Regelfahrverbot evtl. nicht, wenn erheblicher Eigenschaden vorliegt

von Carsten Krumm, veröffentlicht am 16.09.2021
Rechtsgebiete: Verkehrsrecht|1516 Aufrufe

Eine schöne Enstcheidung des Kammergerichts: Der Betroffene war mit einem Einsatzfahrzeug (mit Blaulicht) kollidiert. Dabei erheblich selbst verletzt worden. Das AG hatte deshalb die Geldbuße reduziert, nicht aber vom Fahrverbot abgesehen. Das KG meint dazu sinngemäß: "Das AG hätte das Absehen prüfen müssen!"

 

In Bezug auf den Rechtsfolgenausspruch hat die Rechtsbeschwerde Erfolg.

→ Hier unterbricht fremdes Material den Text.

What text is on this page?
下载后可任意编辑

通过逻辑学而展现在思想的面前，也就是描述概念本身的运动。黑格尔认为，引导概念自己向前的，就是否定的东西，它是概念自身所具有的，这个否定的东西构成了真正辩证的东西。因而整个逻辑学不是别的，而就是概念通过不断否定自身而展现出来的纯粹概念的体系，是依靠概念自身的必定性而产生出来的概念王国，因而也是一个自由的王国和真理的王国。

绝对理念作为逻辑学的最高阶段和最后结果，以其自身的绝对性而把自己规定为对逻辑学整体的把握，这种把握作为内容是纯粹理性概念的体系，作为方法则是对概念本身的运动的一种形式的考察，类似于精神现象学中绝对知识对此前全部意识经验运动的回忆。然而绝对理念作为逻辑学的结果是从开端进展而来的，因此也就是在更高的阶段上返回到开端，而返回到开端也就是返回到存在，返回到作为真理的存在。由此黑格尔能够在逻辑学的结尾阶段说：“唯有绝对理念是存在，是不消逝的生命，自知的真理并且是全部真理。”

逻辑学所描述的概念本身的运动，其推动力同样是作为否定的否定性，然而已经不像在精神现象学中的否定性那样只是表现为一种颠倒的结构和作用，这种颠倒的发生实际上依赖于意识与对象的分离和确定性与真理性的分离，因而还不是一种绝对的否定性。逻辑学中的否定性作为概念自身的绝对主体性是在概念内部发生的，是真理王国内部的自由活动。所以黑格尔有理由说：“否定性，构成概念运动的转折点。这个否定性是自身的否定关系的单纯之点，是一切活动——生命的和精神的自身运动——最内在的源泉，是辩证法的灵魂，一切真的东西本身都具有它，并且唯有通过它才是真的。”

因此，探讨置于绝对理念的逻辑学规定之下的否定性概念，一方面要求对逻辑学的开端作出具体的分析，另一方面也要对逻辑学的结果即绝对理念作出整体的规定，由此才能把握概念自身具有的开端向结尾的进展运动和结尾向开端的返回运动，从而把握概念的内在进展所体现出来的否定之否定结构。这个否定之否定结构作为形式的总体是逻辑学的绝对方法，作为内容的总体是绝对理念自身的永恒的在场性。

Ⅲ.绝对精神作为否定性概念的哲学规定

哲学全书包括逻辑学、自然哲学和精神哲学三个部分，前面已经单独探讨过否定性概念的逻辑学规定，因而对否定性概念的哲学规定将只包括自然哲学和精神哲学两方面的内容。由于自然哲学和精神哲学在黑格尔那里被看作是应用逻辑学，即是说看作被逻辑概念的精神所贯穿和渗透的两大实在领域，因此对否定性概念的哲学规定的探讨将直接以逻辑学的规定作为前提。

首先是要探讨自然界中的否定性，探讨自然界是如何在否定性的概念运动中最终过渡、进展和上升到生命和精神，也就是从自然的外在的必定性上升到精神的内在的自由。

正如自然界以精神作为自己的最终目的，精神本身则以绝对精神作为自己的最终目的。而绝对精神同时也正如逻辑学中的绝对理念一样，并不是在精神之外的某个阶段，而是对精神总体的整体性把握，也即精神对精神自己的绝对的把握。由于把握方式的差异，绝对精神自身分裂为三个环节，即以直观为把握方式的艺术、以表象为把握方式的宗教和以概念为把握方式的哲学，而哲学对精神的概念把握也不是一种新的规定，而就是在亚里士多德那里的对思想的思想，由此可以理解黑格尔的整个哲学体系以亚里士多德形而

 Allerdings hat das Amtsgericht zunächst zutreffend erkannt, dass die Voraussetzungen für den vom Betroffenen an sich verwirkten Regelfall eines groben Pflichtenverstoßes im Sinne von § 25 Abs. 1 StVG i. V. m. § 4 Abs. 1 Nr. 3 BKatV vorliegen. Jedoch folgt hieraus nicht, dass unbedingt ein Fahrverbot zu verhängen wäre. Vielmehr steht dem Tatrichter auch in den Regelfällen des § 4 Abs. 1 BKatV ein Ermessensspielraum zu, um Verstößen im Straßenverkehr mit der im Einzelfall angemessenen Sanktion zu begegnen (BVerfG NJW 1996, 1809; OLG Bamberg VRS 114, 379). Denn die Frage, ob die Würdigung der Tat und der Persönlichkeit des Betroffenen besondere Umstände ergibt, nach denen es ausnahmsweise der Warn- und Denkzettelfunktion eines Fahrverbots im Einzelfall nicht bedarf, liegt grundsätzlich in seinem Verantwortungsbereich. Die tatrichterliche Entscheidung wird vom Rechtsbeschwerdegericht deshalb nur daraufhin überprüft, ob das Tatgericht sein Ermessen deshalb fehlerhaft ausgeübt hat, weil er die anzuwendenden Rechtsbegriffe verkannt, die Grenzen des Ermessens durch unzulässige Erwägungen überschritten oder sich nicht nach den Grundsätzen und Wertmaßstäben des Gesetzes gerichtet hat.

 Hier wird nicht ersichtlich, dass das Amtsgericht bei der Ausübung des ihm zustehenden Ermessens die tragenden Gesichtspunkte berücksichtigt hat. Namentlich wäre bei der Begründung des Fahrverbots zu erörtern gewesen, ob die erheblichen Verletzungen, welche der Betroffene bei seiner Ordnungswidrigkeit erlitten hat, ihn bereits ausreichend zur Besinnung gebracht und gewarnt haben. Das Amtsgericht hat diesen Umstand bei der Bemessung der Geldbuße berücksichtigt, nicht aber bei der Frage, ob auf das an sich indizierte Fahrverbot ausnahmsweise verzichtet werden kann, weil der Betroffene durch die unmittelbaren und schweren Folgen seiner Fahrlässigkeitstat ausreichend beeindruckt ist.

 Es kann hier offenbleiben, ob das Fahrverbotserkenntnis rechtsbeschwerderechtlich Bestand gehabt hätte, wenn das Amtsgericht diese Überlegung erkennbar in seine Ermessensentscheidung eingestellt und gegebenenfalls kurz erörtert hätte. Dies liegt aber nahe, denn das Rechtsbeschwerdegericht hat die Ermessensentscheidung bis zur Grenze des Vertretbaren hinzunehmen (vgl. OLG Hamm DAR 2021, 477; Krumm, Fahrverbot in Bußgeldsachen 4. Aufl., § 6 Rn. 203). Dass der Fall, wie die Tatrichterin ausdrücklich im Zusammenhang mit der Besinnungs- und Denkzettelfunktion des Fahrverbots ausführt, „keine wesentlichen Besonderheiten“ aufweise, kann der Senat aber nicht nachvollziehen und bewertet es als ermessensfehlerhaft.

 3. Wegen der zwischen der Geldbuße und dem Fahrverbot bestehenden Wechselwirkung war der Rechtsfolgenausspruch insgesamt aufzuheben.